This is the 700bhp, Ferrari 599-based Kode57
TG's favourite Japanese design guru unleashes new concept for the road
Ken Okuyama is a considerable dude. TopGear.com met him a few years ago during the Tokyo motor show, where the former Pininfarina design boss – he oversaw the Ferrari Enzo, the Maserati Birdcage concept, and Jim Glickenhaus’s trend-setting one-off P4/5, the car that inadvertently kick-started Ferrari’s in-house special projects division – to talk about his new-look Shinkansen train, his fantastic eyewear, and most importantly the anime-infused Kode9 roadster. Ken, we realised, was the new front-runner in the return to high-end automotive bespoke. In fact, he currently claims to be the only carrozzeria in Japan.
Now he’s done it again, upping the power output somewhat with the Kode57, a two-seater barchetta that turned up at The Quail gathering during Monterey car week. The name references the fact that 1957 was something of a watershed year in motor racing, when various legends in the making first appeared.
Top of the list in this context, we suspect, is the pontoon-fendered Ferrari 250 Testa Rossa. You see, Ferrari fans with keen memories might spot something of a resemblance to 2000’s Pininfarina concept car, the Rossa, a connection underlined by the presence of a modified 599 GTB chassis beneath the Kode57’s concepty lines, and indeed a 599 powertrain.
The magnificent 6.0-litre V12 has been worked over by German Ferrari tuner Novitec Rosso, the regular car’s 612bhp output now nudging 700bhp, with an accompanying rise in torques. Novitec has also fiddled with the suspension, and the front end can be lifted to avoid an uncool kerb-meets-front diffuser interface. The Kode57 clothes the 599’s innards entirely in carbon fibre body panels, and amongst other styling stand-outs features doors that raise upwards and backwards, and see-through front wings.

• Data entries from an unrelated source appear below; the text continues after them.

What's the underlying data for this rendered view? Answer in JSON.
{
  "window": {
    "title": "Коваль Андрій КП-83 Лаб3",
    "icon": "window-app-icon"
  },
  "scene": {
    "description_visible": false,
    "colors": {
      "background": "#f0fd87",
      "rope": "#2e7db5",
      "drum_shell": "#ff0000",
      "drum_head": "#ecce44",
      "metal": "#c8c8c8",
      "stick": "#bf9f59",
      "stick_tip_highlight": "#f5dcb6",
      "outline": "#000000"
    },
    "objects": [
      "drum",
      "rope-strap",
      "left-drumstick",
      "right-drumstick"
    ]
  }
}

"The opening around the front wheels looks great, and I love the fact that you can see the suspension," Ken tells TG.com. "But it also helps reduce the build-up of high-pressure that usually occurs around the front wheels. We are working on ‘cycle’ fenders, though, because the design could send detritus up along the side of the car."
Assuming the end-user actually does use the car, rather than just displaying it. Ken is coy about how much the Kode57 costs, but admits it’s in the region of $1.9m (£1.5m). He also says that three have already been sold, only one of which is in Japan. "I want to spread the love," Ken says with a smile.
"This is the latest chapter in the rise of bespoke," he adds. "My clients love it because it allows them to be involved in a project from scratch, to work from sketches, and to be intimately involved in the whole process."